Solar Energy Production Shines Brighter With Data Analysis Tools
Solar energy is becoming an increasingly popular alternative to fossil fuels. Households and business owners view it as an accessible and cost-effective option, particularly with the panel cost significantly less expensive than it was several years ago.
However, numerous factors influence how well solar panels produce energy. They include:
- Panel location
- Property latitude
- Season
- Temperature
- Panel orientation
- Shade
- Cloudy days
Many people understandably want clear ideas of the expected results before and after installation. Data analysis tools can provide that, removing much of the uncertainty that may cause customers to delay their solar energy investments.
Measuring the Total Solar Production Per Year
Data analysis tools can verify how solar production impacts all energy usage over time. They enable government decision-makers, energy professionals and others interested in the matter to track solar’s influence.
For example, the U.S. Energy Information Administration (EIA) has charts showing renewable energy usage in the country since 1950. Data released in 2020 indicated a record amount of renewable energy consumed during the previous year. Solar power comprised 9% of the total, with biomass accounting for 43%.
Keeping track of the numbers associated with solar power generation allows analysts to monitor trends. They can also stay informed about the overall solar energy uptake. Using data tools to take a closer look could also involve confirming which states or regions have the largest or least interest in solar energy. That information makes it easier to see where educational outreach, tax incentives or other motivators might boost appeal.
Today’s communities typically use a mix of solar power and energy from other sources. Some people working in the energy sector apply artificial intelligence (AI) to microgrids to provide areas with reliable power in emergencies.
Borrego Springs, California, is heavily dependent on a microgrid, especially since it experiences frequent natural disasters. That microgrid has connections to a solar farm and rooftop to boost its power supply. AI analyzes when to store or distribute that energy based on real-time needs. Besides getting power to all the areas that require it, this data usage could verify how often the microgrid uses solar energy.
Showing the Potential of Pioneering Projects
Many researchers are eager to see how solar energy production could bring multiple benefits, especially for large-scale projects. However, it’s often challenging to attract interest and gain funding for those efforts, especially if they’re unlike what people have tried previously.
Fortunately, data analysis tools can help decision-makers gauge the results before a project begins, letting them measure the expected return on investment before approving it. In one recent example, researchers examined the effects of covering California’s public water delivery canals with solar panels. No projects of this sort have occurred at scale, so analysts knew it was crucial to measure the details of seemingly minor choices.
For example, the typical methods to support solar panels over canals involve using either steel trusses or suspension cables. The researchers determined that choosing suspension cables would give a 20%-50% higher net present value, suggesting that method would give the better return on investment of the two.
The results also showed that every megawatt of solar energy produced could replace 15-20 diesel-powered irrigation pumps.

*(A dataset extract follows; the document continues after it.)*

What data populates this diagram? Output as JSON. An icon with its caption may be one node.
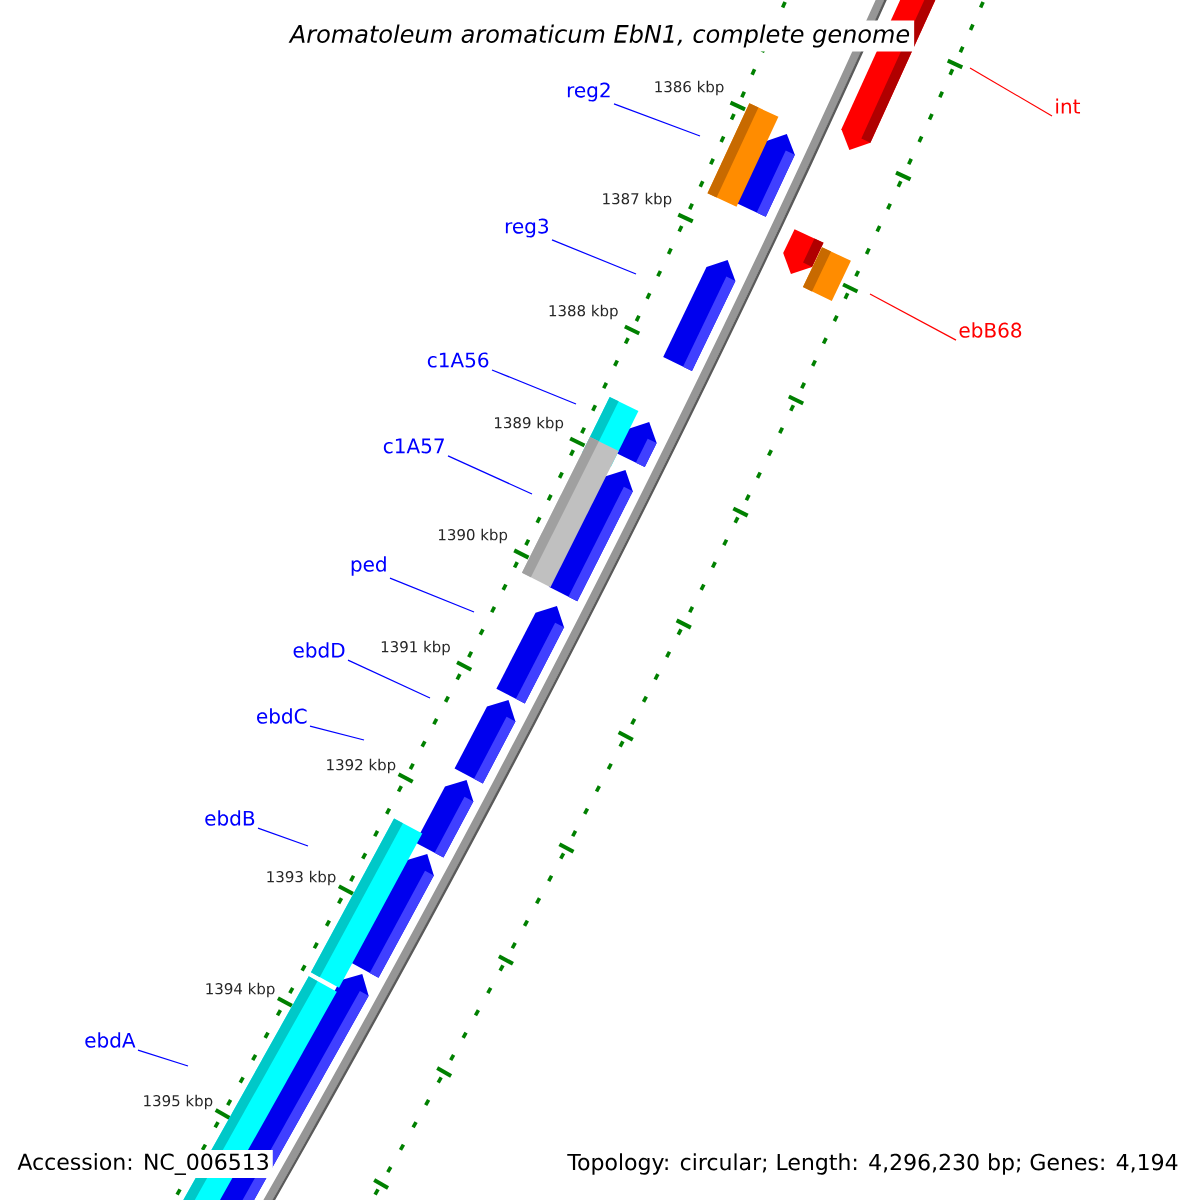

Thus, the team suggested that covering the canals with solar power could directly reduce dependence on known pollution sources.
Confirming the Payoffs of Solar-Based Government Upgrades
Data analysis tools also come in handy for contractors who need to provide updated details about a solar installation as it progresses. For example, many of those professionals use mobile customer relationship management (CRM) interfaces while on work sites. Doing that can cause a 50% increase in user productivity by providing quick information. Whether a contractor needs to order parts, schedule customer appointments or create contracts, a CRM can do all those things and more.
CRM can also track a solar company’s revenue and customer retention rates, both of which can indicate a competitive advantage in the marketplace. Such data could also determine whether a solar installation business is in an appropriate position to bid for or accept a lucrative but time-consuming government contract.
As many government leaders set ambitious emissions-reduction targets, solar power becomes a feasible way to meet some of those goals. Using it could positively affect surrounding communities as well as energy use, a recent study showed. It highlighted a way to bring solar power to 136,000 homes in Australia.
Researchers compared the solar energy production of 17,000 residential solar panels in Bendigo, Victoria, versus the effects of installing large-scale equipment onto the roofs of Australia’s 21 leased federal airports. The airport project would generate 10 times the solar power, plus offset 151.6 kilotons of greenhouse gases per year.
Tracking Solar Panel Performance During Long-Term Use
People interested in solar energy generally know there are some clear links between power production and certain characteristics. For example, the energy generated will likely decrease on a cloudy day as opposed to one with abundant sunshine.
However, some solar power effects aren’t as easy to spot without data analytics. One study indicated that solar energy could improve rainfall and vegetation cover in the Sahara Desert.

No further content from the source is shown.